Before you ask, no, I’m not completely sure this isn’t satire. Because it seems too awful even for a site like Everyday Feminism.
The column includes awesome advice like interrogating your date about Black Lives Matter and divestment from Israel. Because nothing gets romance started like those topics.
And I understand the desire to find someone who shares some of your opinions, but it’s a first date, so you probably shouldn’t be demanding the person’s exact positions on sex work or illegal immigration.
When my wife and I met, we found out we both love science fiction, Italian food, and Celtic art. We laughed at each other’s jokes and enjoyed each other’s stories.
You know what we didn’t talk about? Politics.
This is from someone who was very into politics at the time, mind you, and we didn’t bother to talk about it. Why? Because unless you don’t know how to talk about anything else, it’s entirely possible to have a relationship where the other party doesn’t completely agree with everything you think.
Look, I get that it can be difficult to be with someone who holds views you find abhorrent. I get that.
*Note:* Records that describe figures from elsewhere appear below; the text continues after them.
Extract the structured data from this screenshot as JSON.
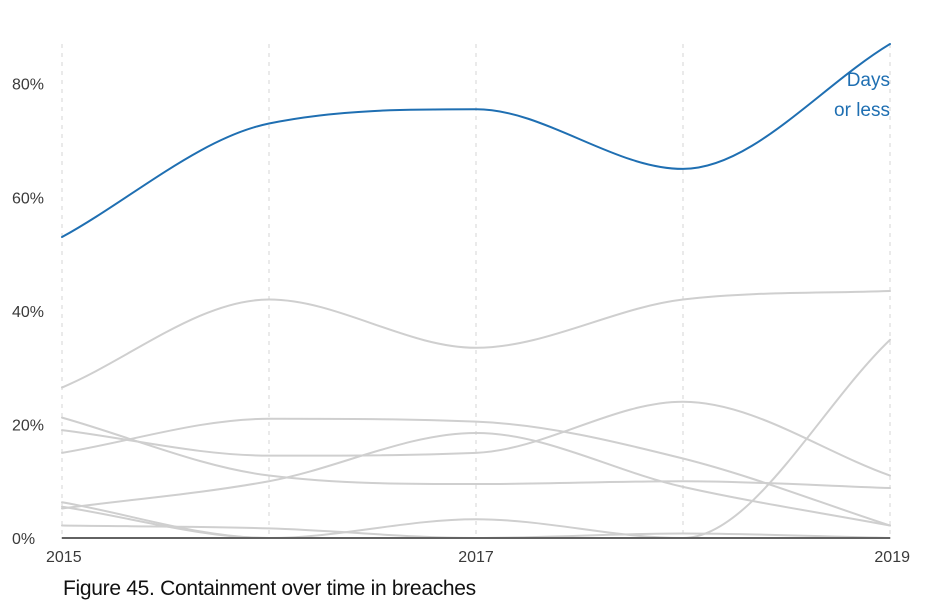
{
  "caption": "Figure 45. Containment over time in breaches",
  "chart_data": {
    "type": "line",
    "x": [
      2015,
      2016,
      2017,
      2018,
      2019
    ],
    "x_tick_labels": [
      {
        "value": 2015,
        "label": "2015"
      },
      {
        "value": 2017,
        "label": "2017"
      },
      {
        "value": 2019,
        "label": "2019"
      }
    ],
    "x_grid_at": [
      2015,
      2016,
      2017,
      2018,
      2019
    ],
    "xlim": [
      2015,
      2019
    ],
    "ylim": [
      0,
      0.87
    ],
    "y_ticks": [
      {
        "value": 0,
        "label": "0%"
      },
      {
        "value": 0.2,
        "label": "20%"
      },
      {
        "value": 0.4,
        "label": "40%"
      },
      {
        "value": 0.6,
        "label": "60%"
      },
      {
        "value": 0.8,
        "label": "80%"
      }
    ],
    "grid": "vertical dashed",
    "highlight_color": "#1f6fb2",
    "muted_color": "#cfcfcf",
    "series": [
      {
        "name": "Days or less",
        "name_lines": [
          "Days",
          "or less"
        ],
        "highlight": true,
        "values": [
          0.53,
          0.73,
          0.755,
          0.65,
          0.87
        ]
      },
      {
        "values": [
          0.265,
          0.42,
          0.335,
          0.42,
          0.435
        ]
      },
      {
        "values": [
          0.0,
          0.0,
          0.0,
          0.0,
          0.349
        ]
      },
      {
        "values": [
          0.212,
          0.11,
          0.095,
          0.1,
          0.088
        ]
      },
      {
        "values": [
          0.19,
          0.145,
          0.15,
          0.24,
          0.11
        ]
      },
      {
        "values": [
          0.15,
          0.21,
          0.205,
          0.14,
          0.022
        ]
      },
      {
        "values": [
          0.052,
          0.1,
          0.185,
          0.09,
          0.022
        ]
      },
      {
        "values": [
          0.022,
          0.017,
          0.0,
          0.008,
          0.0
        ]
      },
      {
        "values": [
          0.063,
          0.0,
          0.0,
          0.0,
          0.0
        ]
      },
      {
        "values": [
          0.055,
          0.0,
          0.033,
          0.0,
          0.0
        ]
      }
    ]
  }
}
And that’s not just true for “a queer femme of color” — the descriptors the column’s author uses — but for anyone.
Yet this approach finding a connection in this world, defining yourself as unable to strike a meaningful relationship with someone who isn’t your clone, is a recipe for cruelty, sadness, and loneliness.
And I think that’s the real issue. The writer of this dreck has been brainwashed by her politics to believe she and potential dates have nothing else to offer this world. She’s made herself so one-dimensional that she has no choice but to find someone completely compatible politically. She knows she’s got nothing else right now.
While the column is hysterical, that’s just sad.